Now, even after all that, I think I’ll do some really controversial styling.
There are some spots that I think can be enhanced with the addition of hollows and Shari.
The idea is that the tree will rollover the hollow areas I carved and there will be spooky dark holes for all kinds of scary creatures to live in.
Which is a characteristic of many old, deciduous trees.
Now a little root pruning (it is February in Florida. You might do the root pruning at a different time than I do. Check your local listings for show times).
I don’t have a pot large enough for this tree so it’ll have to go back into this mixing tub.
This is how it is currently situated:
This is how I’d like it to sit:
A wee bit of root chopping:
Some new soil.
And viola (or “Bob’s yer uncle” or “stick a fork in it, it’s done):
To prove that I’m not slipping, I left one branch that I could wire, so I did:
And the inevitable sketch-
I fertilized the tree to push some growth.
If you’re trying for ramification though, it’s not a good idea to fertilize in the spring. You want slower growth so the internodes are shorter.
In this case I want excessive growth to speed up the healing on those branch chops and to give me options to start on some good branch selection.

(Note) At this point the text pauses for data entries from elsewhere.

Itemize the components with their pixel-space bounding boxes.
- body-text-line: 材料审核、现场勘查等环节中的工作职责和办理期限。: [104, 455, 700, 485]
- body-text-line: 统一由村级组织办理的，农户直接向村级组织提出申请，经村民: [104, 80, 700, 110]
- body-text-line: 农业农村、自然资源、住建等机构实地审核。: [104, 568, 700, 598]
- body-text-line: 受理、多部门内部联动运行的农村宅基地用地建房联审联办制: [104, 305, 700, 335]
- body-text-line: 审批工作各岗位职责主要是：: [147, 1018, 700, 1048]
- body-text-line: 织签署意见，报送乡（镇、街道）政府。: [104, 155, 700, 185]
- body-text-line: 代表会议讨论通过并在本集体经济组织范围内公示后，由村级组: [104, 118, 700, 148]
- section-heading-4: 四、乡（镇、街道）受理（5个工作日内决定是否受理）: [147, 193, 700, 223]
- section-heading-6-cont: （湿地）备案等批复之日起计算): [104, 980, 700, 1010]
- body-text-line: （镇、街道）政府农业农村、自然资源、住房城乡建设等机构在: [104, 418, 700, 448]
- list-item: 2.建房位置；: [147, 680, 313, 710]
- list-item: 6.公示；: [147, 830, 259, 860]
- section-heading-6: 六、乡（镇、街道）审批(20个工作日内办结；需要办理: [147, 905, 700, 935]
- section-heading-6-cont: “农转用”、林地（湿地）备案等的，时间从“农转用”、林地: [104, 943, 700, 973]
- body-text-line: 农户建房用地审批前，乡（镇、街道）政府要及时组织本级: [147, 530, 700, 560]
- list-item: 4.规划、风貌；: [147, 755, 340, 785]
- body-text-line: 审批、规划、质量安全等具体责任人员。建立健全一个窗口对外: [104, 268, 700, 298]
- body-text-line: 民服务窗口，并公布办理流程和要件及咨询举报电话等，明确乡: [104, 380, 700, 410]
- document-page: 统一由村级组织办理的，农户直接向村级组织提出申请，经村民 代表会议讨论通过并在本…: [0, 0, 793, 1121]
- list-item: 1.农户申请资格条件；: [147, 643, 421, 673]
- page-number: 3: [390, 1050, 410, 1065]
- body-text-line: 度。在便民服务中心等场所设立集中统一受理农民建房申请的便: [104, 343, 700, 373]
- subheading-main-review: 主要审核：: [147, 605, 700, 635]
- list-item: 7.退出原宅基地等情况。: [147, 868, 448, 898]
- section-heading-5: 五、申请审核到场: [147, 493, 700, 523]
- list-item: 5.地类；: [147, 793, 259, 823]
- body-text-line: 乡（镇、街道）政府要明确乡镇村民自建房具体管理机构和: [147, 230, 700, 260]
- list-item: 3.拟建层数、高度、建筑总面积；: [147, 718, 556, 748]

And to give me something to wire too.
My hands are shaking, I’m going through wiring withdrawal.
so very sorry about your lack of ability to do some wiring….but that’s a hunka hunka bonsai wood…(sang to an Elvis tune) This is gonna be an impressive trident!
Wow! Amazing step by step explanation of how to tackle a trident Maple. I have one pre-bonsai. It has a great trunk with hollows that ask for a good shari. Your picture tour helps me in my own choices.
Here in Amsterdam region its a bit colder and the tree is still in it’s buds. About to make new leaves.
Did some pruning when the tree was stil in winter rest. Now I wait for the tree to fully grow its first leaves. When this is done, I can work on the shari.
Thanks again for your great explanation on your tree.